Alors que Misanthrope œuvre dans un style bien plus orienté vers le death metal, toujours avec cette touche d’avant-garde et un chant dans la langue de Molière qui donne toute son identité à la formation, Argile sait se distinguer de son grand frère. Le projet permet aux musiciens de ralentir le tempo et de faire un pont entre leur groupe principal et des formations telles que My Dying Bride, le Anathema des débuts ou encore Celtic Frost, le tout enrobé de textes déclamés en anglais.

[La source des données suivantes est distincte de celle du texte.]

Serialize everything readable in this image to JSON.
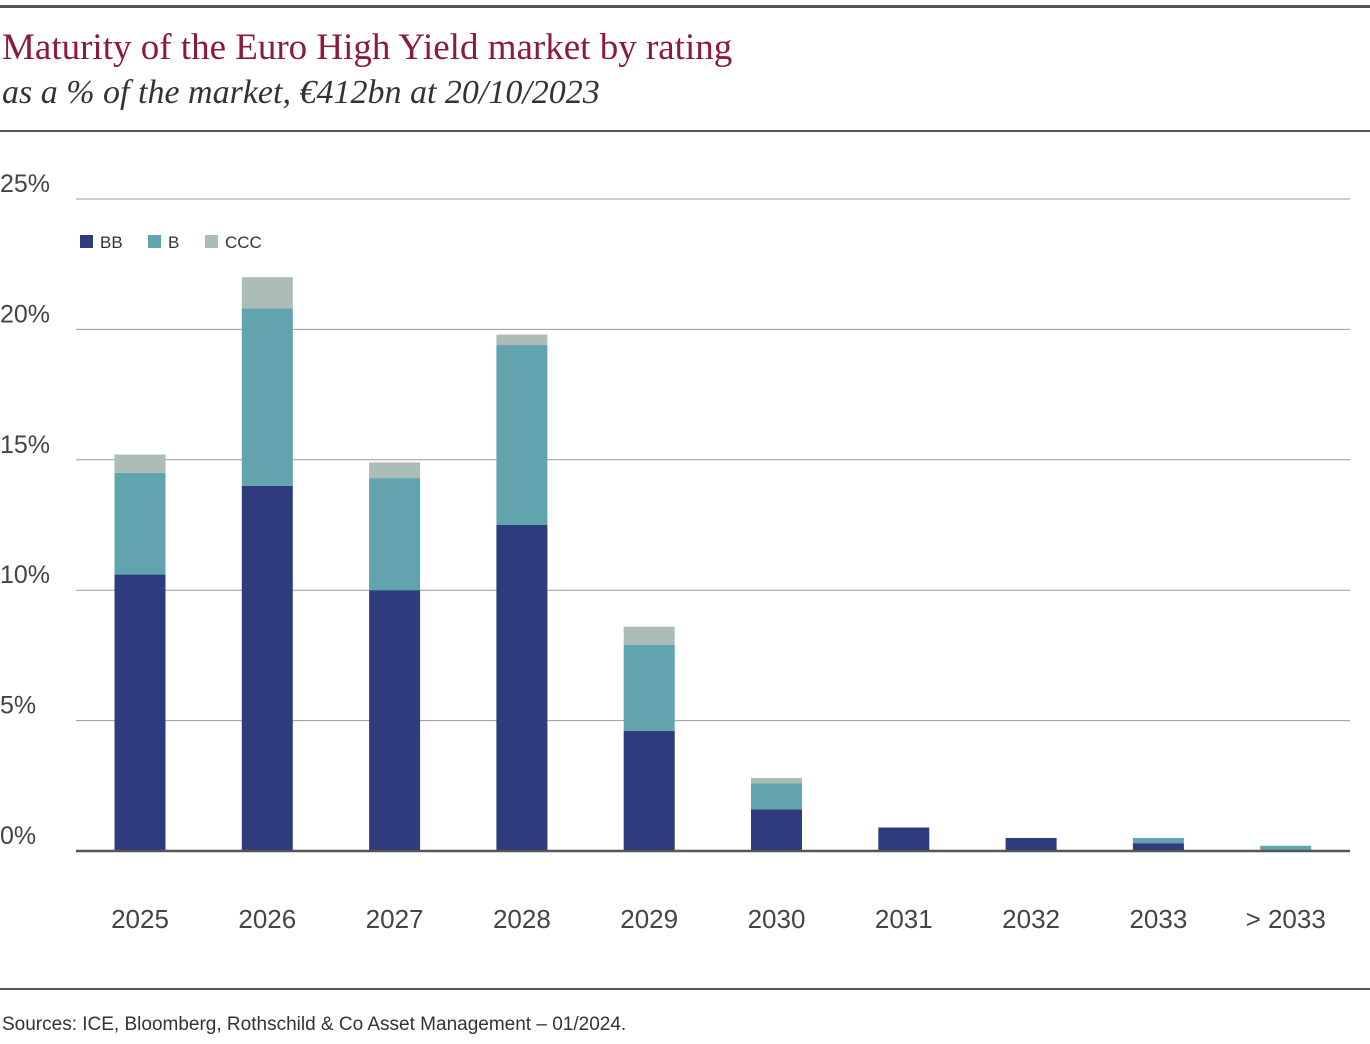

« Mineral StyxMata », qui ouvre l’œuvre, annonce d’emblée la couleur : la lourdeur de la batterie de Gaël Féret est ralentie à l’extrême, et un clavier discret vient renforcer l’ambiance mélancolique et le sentiment de mal-être bien illustrée par le chant de Philippe Courtois. Mais avec 77 minutes au compteur, le quatuor ne s’arrête pas à un style en particulier. On trouve tour à tour des influences plus traditionnelles, lorgnant vers le death mélodique ou le thrash (« Maldoror », le riff de « Zephyr Penitent » à 4:40), de l’orchestral pur (le splendide « Spectrum Symphony » qui a bénéficié des arrangements symphoniques de Pierre le Pape, claviériste chez Seth ou Melted Space), la ballade enchanteresse (« Scorpion’s Bites ») et même de l’électro (avec le très suprenant « Macabrïeta » composé par Jean-Baptiste Boitel, ancien membre de...Misanthrope).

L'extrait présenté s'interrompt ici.